LG India Powers Factories with 25-Year Solar Agreements
LG Electronics India (LGE India) is set to power its Greater Noida and Pune manufacturing facilities with clean energy after signing long-term solar Power Purchase Agreements (PPAs) for 25 years. These agreements with Hinduja Renewables Energy Private Limited (HREPL) and Sunsure Energy will generate over 3.2 crore units of clean electricity annually.
Key Agreements Signed
LG Electronics India has entered into significant long-term solar Power Purchase Agreements (PPAs) with two renewable energy providers: Hinduja Renewables Energy Private Limited (HREPL) and Sunsure Energy.
These agreements, effective from Q2 CY2026, are for a duration of 25 years and will supply renewable energy to LGE India's manufacturing facilities in Greater Noida and Pune.
The HREPL PPA covers a 9.80 MWp capacity for the Pune plant, supplying approximately 1.61 crore units annually. Sunsure Energy will provide an 11 MWp capacity for the Greater Noida facility, generating around 1.6 crore units per year.
This initiative marks LGE India's first equity investment in a dedicated power generation entity (SPV) and is projected to offset approximately 0.61 million metric tonnes of CO2e over the project's lifetime.
Significance of the Deals
This move significantly accelerates LGE India's transition towards sustainable manufacturing practices and clean energy adoption, aligning with LG's global commitment to environmental stewardship.
It supports India's national ambition to achieve net-zero emissions by 2070 and enhances the company's efforts to reduce its carbon footprint by integrating renewable energy into its core production ecosystem.
The agreements signify a proactive approach by LGE India to manage energy costs and secure a stable supply of green power, crucial for large-scale manufacturing operations.
Background and Global Goals
LG Electronics globally joined the RE100 initiative in 2023, pledging to achieve 100% renewable electricity usage across all its business sites by 2050. The company has set interim targets to reach 60% renewable energy by 2030 and 90% by 2040.
As part of this global strategy, LG has been implementing various measures, including on-site solar installations and PPAs. In India, LG has previously installed solar panels on its Greater Noida office rooftop.
India itself is actively pursuing renewable energy expansion, aiming to reduce its reliance on fossil fuels and meet its climate targets, including a net-zero ambition for 2070.
Operational Impact
- Energy Transition: LGE India's manufacturing operations will increasingly rely on solar energy, reducing dependence on conventional power sources.
- Carbon Footprint Reduction: The company will significantly cut its Scope 2 emissions, contributing to its sustainability goals.
- Financial Structure: LGE India makes its first strategic equity investment in an Indian power generation SPV, potentially offering new financial models for energy procurement.

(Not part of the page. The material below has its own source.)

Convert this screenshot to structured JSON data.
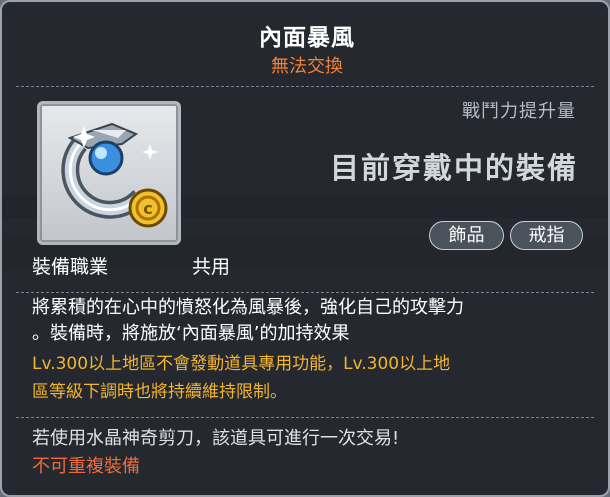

- Operational Stability: Secures a long-term supply of electricity, helping to mitigate energy price volatility for its manufacturing sites.
Risks to Watch
LG Electronics India has faced recent tax and customs disputes. In January 2026, Mumbai Customs issued an order demanding ₹27.40 crore in differential duty and ₹46.70 crore in penalties over alleged misuse of duty exemptions on digital signage imports. Additionally, in March 2026, the company received a GST demand of ₹7.98 crore for FY 2019-20 related to input tax credit claims, and a draft Income Tax assessment order for FY 2022-23 proposing ₹572.8 crore in disallowances, including transfer pricing adjustments.
While LGE India stated it plans to appeal these orders and expects no immediate financial or operational impact, these ongoing legal challenges remain a point of attention for stakeholders.
Competitive Landscape
Major competitors are also prioritizing renewable energy. Samsung India, for instance, has secured a 25-year PPA for 100% wind power for its Noida manufacturing site, set to begin in H2 2025. Samsung has also transitioned its Noida plant from diesel to natural gas generators for sustainability.
Dixon Technologies, another key player in India's electronics manufacturing sector, focuses on environmental sustainability with energy-efficient practices and has installed solar panels on over 60% of its facilities.
Key Project Metrics
- Total Annual Clean Electricity Generation: Over 3.2 crore units.
- PPA Duration: 25 years.
- Projected CO2e Offset (Lifetime): Approximately 0.61 million metric tonnes.
Looking Ahead
- The official commencement of the 25-year PPAs in Q2 CY2026.
- The impact of these agreements on LGE India's overall energy costs and operational expenses.
- Progress on LG's global RE100 targets and India's net-zero 2070 ambition.
- The resolution and outcomes of the ongoing tax and customs disputes faced by LG Electronics India.